Manuel Pérez Lourido
Movilizados
Una mujer de edad incierta (no era cosa de abordarla para averiguarlo) camina con paso decidido mientras sujeta con la mano derecha un teléfono móvil en posición horizontal y a la altura de la boca. Le está hablando. A esa especie de ofrenda votiva a la Tecnología que sostiene con una mezcla de confianza y precaución. Una escena ya cotidiana, pero no por repetida menos sugerente. Tal vez es el modo de colocar el teléfono ante los labios, tal vez lo extraño de dirigirte a una especie de caja metálica que tienes que aproximar a ti para que tu voz alcance de forma nítida poniendo en marcha un modo de comunicación que no hace mucho parecía un sueño.
Si el coche y el reproductor de televisión mudaron nuestros hábitos, ya estamos en posición de afirmar que la telefonía móvil les ha dado otra vuelta pero, esta vez, también nos está cambiando a nosotros. Antes nos podíamos salir de casa sin las llaves y ahora el móvil siempre les hace compañía en algún bolso o en algún bolsillo. Vivimos pendientes de multitud de pequeños gestos y rutinas imprescindibles y la de mantener el móvil cargado se ha convertido en una de ellas.
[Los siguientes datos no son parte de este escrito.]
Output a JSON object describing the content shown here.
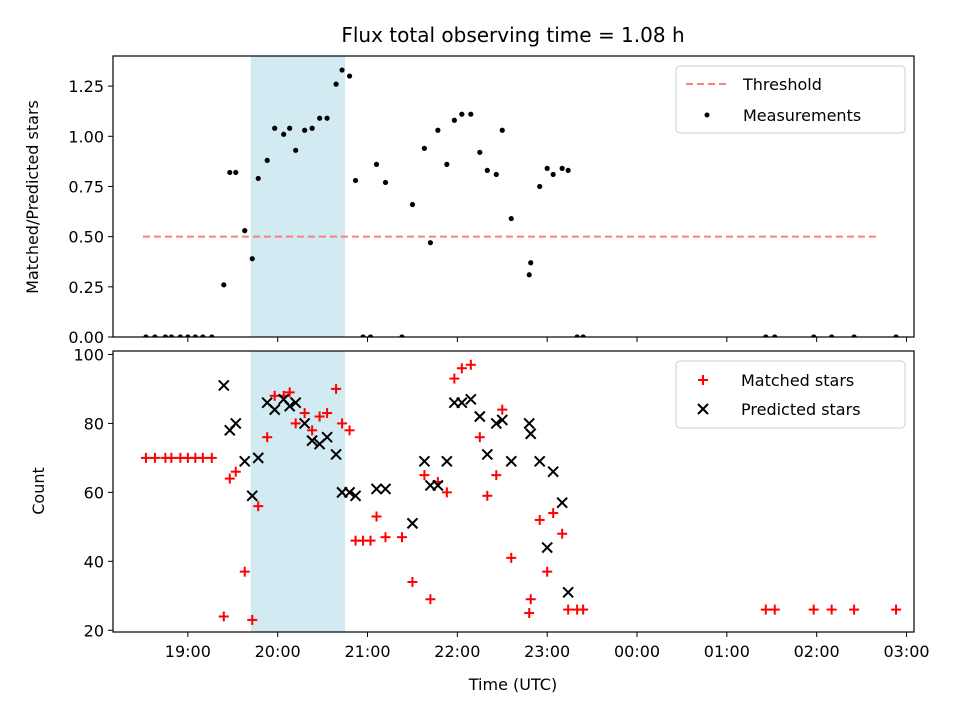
{
  "chart_data": [
    {
      "type": "scatter",
      "title": "Flux total observing time = 1.08 h",
      "xlabel": "",
      "ylabel": "Matched/Predicted stars",
      "ylim": [
        0,
        1.4
      ],
      "yticks": [
        "0.00",
        "0.25",
        "0.50",
        "0.75",
        "1.00",
        "1.25"
      ],
      "x_range": [
        "18:10",
        "03:05"
      ],
      "shaded_region": [
        "19:42",
        "20:45"
      ],
      "shade_color": "#add8e6",
      "legend_position": "top-right",
      "threshold": {
        "name": "Threshold",
        "value": 0.5,
        "x": [
          "18:30",
          "02:40"
        ],
        "color": "#ff7f7f"
      },
      "series": [
        {
          "name": "Measurements",
          "color": "#000000",
          "points": [
            [
              "18:32",
              0
            ],
            [
              "18:38",
              0
            ],
            [
              "18:45",
              0
            ],
            [
              "18:49",
              0
            ],
            [
              "18:55",
              0
            ],
            [
              "19:00",
              0
            ],
            [
              "19:05",
              0
            ],
            [
              "19:10",
              0
            ],
            [
              "19:16",
              0
            ],
            [
              "19:24",
              0.26
            ],
            [
              "19:28",
              0.82
            ],
            [
              "19:32",
              0.82
            ],
            [
              "19:38",
              0.53
            ],
            [
              "19:43",
              0.39
            ],
            [
              "19:47",
              0.79
            ],
            [
              "19:53",
              0.88
            ],
            [
              "19:58",
              1.04
            ],
            [
              "20:04",
              1.01
            ],
            [
              "20:08",
              1.04
            ],
            [
              "20:12",
              0.93
            ],
            [
              "20:18",
              1.03
            ],
            [
              "20:23",
              1.04
            ],
            [
              "20:28",
              1.09
            ],
            [
              "20:33",
              1.09
            ],
            [
              "20:39",
              1.26
            ],
            [
              "20:43",
              1.33
            ],
            [
              "20:48",
              1.3
            ],
            [
              "20:52",
              0.78
            ],
            [
              "20:57",
              0
            ],
            [
              "21:02",
              0
            ],
            [
              "21:06",
              0.86
            ],
            [
              "21:12",
              0.77
            ],
            [
              "21:23",
              0
            ],
            [
              "21:30",
              0.66
            ],
            [
              "21:38",
              0.94
            ],
            [
              "21:42",
              0.47
            ],
            [
              "21:47",
              1.03
            ],
            [
              "21:53",
              0.86
            ],
            [
              "21:58",
              1.08
            ],
            [
              "22:03",
              1.11
            ],
            [
              "22:09",
              1.11
            ],
            [
              "22:15",
              0.92
            ],
            [
              "22:20",
              0.83
            ],
            [
              "22:26",
              0.81
            ],
            [
              "22:30",
              1.03
            ],
            [
              "22:36",
              0.59
            ],
            [
              "22:48",
              0.31
            ],
            [
              "22:49",
              0.37
            ],
            [
              "22:55",
              0.75
            ],
            [
              "23:00",
              0.84
            ],
            [
              "23:04",
              0.81
            ],
            [
              "23:10",
              0.84
            ],
            [
              "23:14",
              0.83
            ],
            [
              "23:20",
              0
            ],
            [
              "23:24",
              0
            ],
            [
              "01:26",
              0
            ],
            [
              "01:32",
              0
            ],
            [
              "01:58",
              0
            ],
            [
              "02:10",
              0
            ],
            [
              "02:25",
              0
            ],
            [
              "02:53",
              0
            ]
          ]
        }
      ]
    },
    {
      "type": "scatter",
      "xlabel": "Time (UTC)",
      "ylabel": "Count",
      "ylim": [
        19.5,
        101
      ],
      "yticks": [
        "20",
        "40",
        "60",
        "80",
        "100"
      ],
      "xticks": [
        "19:00",
        "20:00",
        "21:00",
        "22:00",
        "23:00",
        "00:00",
        "01:00",
        "02:00",
        "03:00"
      ],
      "x_range": [
        "18:10",
        "03:05"
      ],
      "shaded_region": [
        "19:42",
        "20:45"
      ],
      "legend_position": "top-right",
      "series": [
        {
          "name": "Matched stars",
          "marker": "plus",
          "color": "#ff0000",
          "points": [
            [
              "18:32",
              70
            ],
            [
              "18:38",
              70
            ],
            [
              "18:45",
              70
            ],
            [
              "18:49",
              70
            ],
            [
              "18:55",
              70
            ],
            [
              "19:00",
              70
            ],
            [
              "19:05",
              70
            ],
            [
              "19:10",
              70
            ],
            [
              "19:16",
              70
            ],
            [
              "19:24",
              24
            ],
            [
              "19:28",
              64
            ],
            [
              "19:32",
              66
            ],
            [
              "19:38",
              37
            ],
            [
              "19:43",
              23
            ],
            [
              "19:47",
              56
            ],
            [
              "19:53",
              76
            ],
            [
              "19:58",
              88
            ],
            [
              "20:04",
              88
            ],
            [
              "20:08",
              89
            ],
            [
              "20:12",
              80
            ],
            [
              "20:18",
              83
            ],
            [
              "20:23",
              78
            ],
            [
              "20:28",
              82
            ],
            [
              "20:33",
              83
            ],
            [
              "20:39",
              90
            ],
            [
              "20:43",
              80
            ],
            [
              "20:48",
              78
            ],
            [
              "20:52",
              46
            ],
            [
              "20:57",
              46
            ],
            [
              "21:02",
              46
            ],
            [
              "21:06",
              53
            ],
            [
              "21:12",
              47
            ],
            [
              "21:23",
              47
            ],
            [
              "21:30",
              34
            ],
            [
              "21:38",
              65
            ],
            [
              "21:42",
              29
            ],
            [
              "21:47",
              63
            ],
            [
              "21:53",
              60
            ],
            [
              "21:58",
              93
            ],
            [
              "22:03",
              96
            ],
            [
              "22:09",
              97
            ],
            [
              "22:15",
              76
            ],
            [
              "22:20",
              59
            ],
            [
              "22:26",
              65
            ],
            [
              "22:30",
              84
            ],
            [
              "22:36",
              41
            ],
            [
              "22:48",
              25
            ],
            [
              "22:49",
              29
            ],
            [
              "22:55",
              52
            ],
            [
              "23:00",
              37
            ],
            [
              "23:04",
              54
            ],
            [
              "23:10",
              48
            ],
            [
              "23:14",
              26
            ],
            [
              "23:20",
              26
            ],
            [
              "23:24",
              26
            ],
            [
              "01:26",
              26
            ],
            [
              "01:32",
              26
            ],
            [
              "01:58",
              26
            ],
            [
              "02:10",
              26
            ],
            [
              "02:25",
              26
            ],
            [
              "02:53",
              26
            ]
          ]
        },
        {
          "name": "Predicted stars",
          "marker": "x",
          "color": "#000000",
          "points": [
            [
              "19:24",
              91
            ],
            [
              "19:28",
              78
            ],
            [
              "19:32",
              80
            ],
            [
              "19:38",
              69
            ],
            [
              "19:43",
              59
            ],
            [
              "19:47",
              70
            ],
            [
              "19:53",
              86
            ],
            [
              "19:58",
              84
            ],
            [
              "20:04",
              87
            ],
            [
              "20:08",
              85
            ],
            [
              "20:12",
              86
            ],
            [
              "20:18",
              80
            ],
            [
              "20:23",
              75
            ],
            [
              "20:28",
              74
            ],
            [
              "20:33",
              76
            ],
            [
              "20:39",
              71
            ],
            [
              "20:43",
              60
            ],
            [
              "20:48",
              60
            ],
            [
              "20:52",
              59
            ],
            [
              "21:06",
              61
            ],
            [
              "21:12",
              61
            ],
            [
              "21:30",
              51
            ],
            [
              "21:38",
              69
            ],
            [
              "21:42",
              62
            ],
            [
              "21:47",
              62
            ],
            [
              "21:53",
              69
            ],
            [
              "21:58",
              86
            ],
            [
              "22:03",
              86
            ],
            [
              "22:09",
              87
            ],
            [
              "22:15",
              82
            ],
            [
              "22:20",
              71
            ],
            [
              "22:26",
              80
            ],
            [
              "22:30",
              81
            ],
            [
              "22:36",
              69
            ],
            [
              "22:48",
              80
            ],
            [
              "22:49",
              77
            ],
            [
              "22:55",
              69
            ],
            [
              "23:00",
              44
            ],
            [
              "23:04",
              66
            ],
            [
              "23:10",
              57
            ],
            [
              "23:14",
              31
            ]
          ]
        }
      ]
    }
  ]
}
Vamos a despreciar el análisis de todo lo que el teléfono móvil nos da y todo lo que nos quita para centrarnos unicamente en su existencia como objeto de tal categoría que su posesión llega a constituirse en un rito de paso de la infancia a la adolescencia. Esto quiere decir que accedemos a él a través del deseo y nos hacemos con él como una conquista de un estatus social de nivel superior al de la infantil dependencia. El móvil certifica y facilita nuestro ingreso en el entorno adulto, con todo lo que ello supone, de ahí que se recomiende la tutela parental durante los primeros años de su uso. Es muy importante para entender el vínculo que nos va a unir con este objeto la idea de que es una relación previamente muy anhelada, revestida de la magia que tiene pasar a una nueva etapa. Al móvil trasladaremos multitud de expectativas y posibilidades que se dibujan en nuestra imaginación del mismo modo borroso y desatinado con que imaginamos la vida de los adultos. Pero eso no es lo importante, sino la marca emocional de haber alcanzado el hito que el tiempo nos tiene reservado.
El objeto que llevas, en la mayoria de los casos, pegado a tu cuerpo, se convierte en una prolongación del mismo, aún en desarrollo y va a ir cambiando contigo. Será sustituido por nuevos modelos acordes con tu personalidad y posibilidades económicas y las manifestarán también.
En el móvil vamos almacenando nuestra vida poco a poco: fotografías, anotaciones, música, mensajes, agenda, videos. Un volcado de su contenido equivale a la extracción de nuestros últimos años, decantados en bytes que pasan de la máquina que los regristró a una memoria usb o al disco duro de un ordenador. Nuestra existencia se ha vuelto almacenable, nuestros gustos pueden ser rastreados y eso es lo que hacen los que nos quieren vender algo. Un día cualquiera podemos oír sonar la melodía que hemos escogido como tono de llamada y al descolgar una voz estimulante y entusiasta se dirige a nosotros por nuestro nombre de pila y nos ofrece una ventajosa posibilidad de intercambio comercial en el que su empresa gana y nosotros nos quedamos como estábamos, en el mejor de los casos.
No es de extrañar que la gente hable a los móviles a cierta distancia, alejándolos de sí, sujetándolos delante de la boca, en un gesto tan inquietante que haya quien dedique una columna de prensa a analizarlo.